Key findings: Patients who are candidates for therapy should receive antileukemic treatment rather than best supportive care. For patients eligible for conventional induction and post-remission chemotherapy, this approach is preferred; however, hypomethylating agent / low-dose cytarabine (HMA/LDAC) combined with venetoclax may be used for older or higher-risk patients. Post-remission therapy is advised for those achieving remission and not eligible for allogeneic hematopoietic stem cell transplantation (allo-HSCT). For patients ineligible for conventional induction and post-remission therapy or HMA-based combination therapy, azacitidine monotherapy or 5-day decitabine is preferred over LDAC monotherapy or 10-day decitabine, respectively, and adding venetoclax to HMA or LDAC is recommended vs using these agents alone. Patients ineligible for conventional induction and post-remission therapy should receive azacitidine + ivosidenib or HMA + ivosidenib or venetoclax for IDH1 mutations, and azacitidine alone or HMA + venetoclax for IDH2 mutations (preferred over azacitidine + enasidenib or HMA + enasidenib, respectively). Patients should also continue HMA- or LDAC-based treatment until progression or unacceptable toxicity; receive an Fms-like tyrosine kinase 3 (FLT3) inhibitor with conventional induction and post-remission therapy if FLT3-mutated; consider allo-HSCT in first remission for nonfavorable prognosis; and have red blood cell (RBC) transfusions available if no longer on therapy.
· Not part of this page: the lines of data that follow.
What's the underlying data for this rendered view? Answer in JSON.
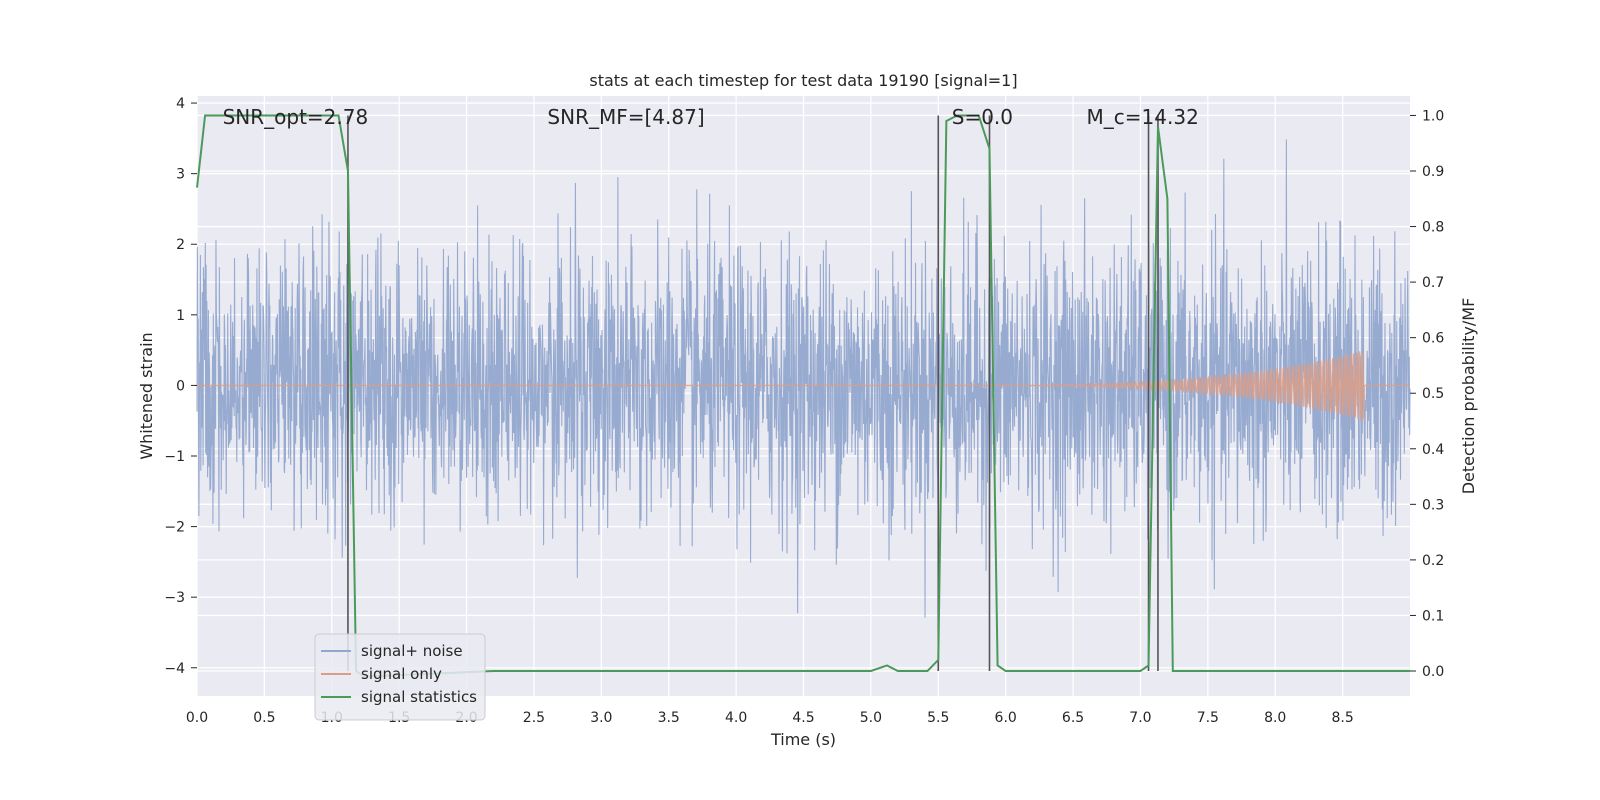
{
  "chart_data": {
    "type": "line",
    "title": "stats at each timestep for test data 19190 [signal=1]",
    "xlabel": "Time (s)",
    "ylabel": "Whitened strain",
    "y2label": "Detection probability/MF",
    "xlim": [
      0,
      9.0
    ],
    "ylim": [
      -4.4,
      4.1
    ],
    "y2lim": [
      -0.045,
      1.035
    ],
    "xticks": [
      0.0,
      0.5,
      1.0,
      1.5,
      2.0,
      2.5,
      3.0,
      3.5,
      4.0,
      4.5,
      5.0,
      5.5,
      6.0,
      6.5,
      7.0,
      7.5,
      8.0,
      8.5
    ],
    "xtick_labels": [
      "0.0",
      "0.5",
      "1.0",
      "1.5",
      "2.0",
      "2.5",
      "3.0",
      "3.5",
      "4.0",
      "4.5",
      "5.0",
      "5.5",
      "6.0",
      "6.5",
      "7.0",
      "7.5",
      "8.0",
      "8.5"
    ],
    "yticks": [
      4,
      3,
      2,
      1,
      0,
      -1,
      -2,
      -3,
      -4
    ],
    "ytick_labels": [
      "4",
      "3",
      "2",
      "1",
      "0",
      "−1",
      "−2",
      "−3",
      "−4"
    ],
    "y2ticks": [
      1.0,
      0.9,
      0.8,
      0.7,
      0.6,
      0.5,
      0.4,
      0.3,
      0.2,
      0.1,
      0.0
    ],
    "y2tick_labels": [
      "1.0",
      "0.9",
      "0.8",
      "0.7",
      "0.6",
      "0.5",
      "0.4",
      "0.3",
      "0.2",
      "0.1",
      "0.0"
    ],
    "grid": true,
    "legend_position": "lower-left",
    "annotations": [
      {
        "text": "SNR_opt=2.78",
        "x": 0.19
      },
      {
        "text": "SNR_MF=[4.87]",
        "x": 2.6
      },
      {
        "text": "S=0.0",
        "x": 5.6
      },
      {
        "text": "M_c=14.32",
        "x": 6.6
      }
    ],
    "vlines": [
      1.12,
      5.5,
      5.88,
      7.06,
      7.13
    ],
    "series": [
      {
        "name": "signal+ noise",
        "color": "#92a7ce",
        "axis": "left",
        "kind": "noise",
        "amplitude": 1.35,
        "duration": 9.0
      },
      {
        "name": "signal only",
        "color": "#dd9d85",
        "axis": "left",
        "kind": "chirp",
        "start": 5.5,
        "end": 8.66,
        "peak_amplitude": 0.5
      },
      {
        "name": "signal statistics",
        "color": "#4c9a5a",
        "axis": "right",
        "x": [
          0.0,
          0.06,
          0.12,
          0.5,
          1.05,
          1.12,
          1.18,
          1.24,
          2.2,
          3.4,
          5.0,
          5.12,
          5.2,
          5.3,
          5.42,
          5.5,
          5.56,
          5.64,
          5.8,
          5.88,
          5.94,
          6.0,
          6.5,
          7.0,
          7.06,
          7.13,
          7.2,
          7.24,
          8.0,
          9.0
        ],
        "y": [
          0.87,
          1.0,
          1.0,
          1.0,
          1.0,
          0.9,
          0.0,
          -0.01,
          0.0,
          0.0,
          0.0,
          0.01,
          0.0,
          0.0,
          0.0,
          0.02,
          0.99,
          1.0,
          1.0,
          0.94,
          0.01,
          0.0,
          0.0,
          0.0,
          0.01,
          0.98,
          0.85,
          0.0,
          0.0,
          0.0
        ]
      }
    ]
  }
}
Key learning: Nine critical clinical recommendations were included in the ASH 2025 guidelines for the treatment of ND AML in older patients (≥55 years), including guidance on choice of conventional induction and post-remission vs HMA/LDAC-based regimens (with venetoclax), use of targeted therapies for molecular subgroups (e.g. IDH and FLT3), post-remission strategies, transplant consideration, and supportive care.